Si tratta, tuttavia, di opinione che, nella sua versione più rigida (e di cui si ha traccia nella sentenza impugnata, laddove si afferma che il rapporto di lavoro viene sostanzialmente "assorbito" in quello associativo), finisce col non considerare che il legislatore del 2003, pur evidenziando la necessità di un più stretto collegamento genetico e funzionale del rapporto di scambio mutualistico con quello associativo, ha confermato il tratto essenziale della riforma, e cioè la sicura coesistenza, nella cooperazione di lavoro, di una pluralità di rapporti contrattuali e la conseguente irriducibilità del lavoro cooperativo ad una dimensione puramente societaria, con la connessa coesistenza di una pluralità di tutele, coerenti con la pluralità di cause contrattuali che descrivono, solo nel loro insieme, la posizione giuridica del socio lavoratore.
In tal contesto, il legislatore ha, in particolare, previsto un rapporto di consequenzialità fra il recesso o l'esclusione del socio e l'estinzione del rapporto di lavoro, che esclude la necessità, in presenza di comportamenti che ledono il contratto sociale oltre che il rapporto di lavoro, di un distinto atto di licenziamento, così come l'applicabilità delle garanzie procedurali connesse all'irrogazione di quest'ultimo. 11 che basta per escludere la fondatezza della censura avanzata dal ricorrente. Non senza che, tuttavia, si osservi che, incidendo la delibera di esclusione pure sul concorrente rapporto di lavoro, il giudice, nello scrutinare la sussistenza dei relativi presupposti di legittimità, dovrà, comunque, valutare, attraverso un adeguato bilanciamento degli interessi, tanto l'interesse sociale ad un corretto svolgimento del rapporto associativo quanto la tutela e la promozione del lavoro in cui essenzialmente si rispecchia la "funzione sociale" di questa forma di mutualità.
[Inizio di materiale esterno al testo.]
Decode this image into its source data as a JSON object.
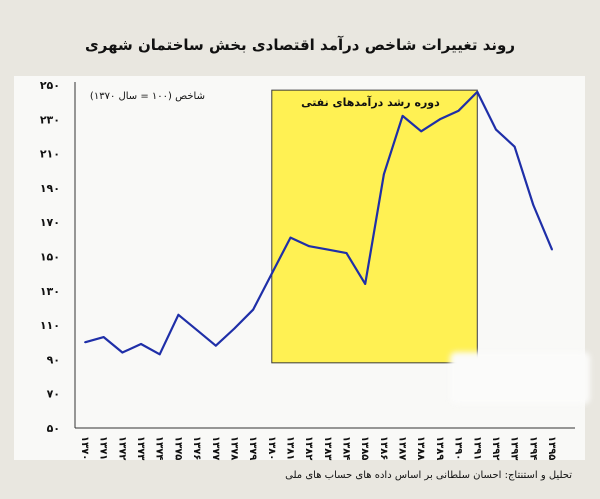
{
  "chart_data": {
    "type": "line",
    "title": "روند تغییرات شاخص درآمد اقتصادی بخش ساختمان شهری",
    "ylabel": "شاخص (۱۰۰ = سال ۱۳۷۰)",
    "source": "تحلیل و استنتاج: احسان سلطانی بر اساس داده های حساب های ملی",
    "categories": [
      "۱۳۷۰",
      "۱۳۷۱",
      "۱۳۷۲",
      "۱۳۷۳",
      "۱۳۷۴",
      "۱۳۷۵",
      "۱۳۷۶",
      "۱۳۷۷",
      "۱۳۷۸",
      "۱۳۷۹",
      "۱۳۸۰",
      "۱۳۸۱",
      "۱۳۸۲",
      "۱۳۸۳",
      "۱۳۸۴",
      "۱۳۸۵",
      "۱۳۸۶",
      "۱۳۸۷",
      "۱۳۸۸",
      "۱۳۸۹",
      "۱۳۹۰",
      "۱۳۹۱",
      "۱۳۹۲",
      "۱۳۹۳",
      "۱۳۹۴",
      "۱۳۹۵"
    ],
    "values": [
      100,
      103,
      94,
      99,
      93,
      116,
      107,
      98,
      108,
      119,
      140,
      161,
      156,
      154,
      152,
      134,
      198,
      232,
      223,
      230,
      235,
      246,
      224,
      214,
      180,
      154
    ],
    "yticks": [
      "۵۰",
      "۷۰",
      "۹۰",
      "۱۱۰",
      "۱۳۰",
      "۱۵۰",
      "۱۷۰",
      "۱۹۰",
      "۲۱۰",
      "۲۳۰",
      "۲۵۰"
    ],
    "ylim": [
      50,
      250
    ],
    "grid": false,
    "line_color": "#1f2fa8",
    "highlight": {
      "label": "دوره رشد درآمدهای نفتی",
      "from": "۱۳۸۰",
      "to": "۱۳۹۱",
      "y_top": 247,
      "color": "#fff153"
    }
  }
}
Il che implica, fra l'altro, che, rimosso il provvedimento di esclusione, il socio avrà diritto alla ricostituzione del rapporto associativo e del concorrente rapporto di lavoro, indipendentemente dall'applicabilità dell'art. 18 dello Statuto, laddove, anteriormente alla riforma del 2003, la delibera di esclusione non determinava l'automatica estinzione del rapporto di lavoro, dal momento che, secondo l'opinione prevalente, quest'ultimo effetto presupponeva un autonomo atto del datore di lavoro inteso alla dismissione del rapporto di lavoro, fermo restando l'impossibilità di far discendere dall'annullamento dello stesso l'applicazione dell'art. 18, "ogni volta che viene a cessare, col rapporto di lavoro, anche quello associativo" (così il testo, oggi abrogato, della L. n. 142, art. 2,).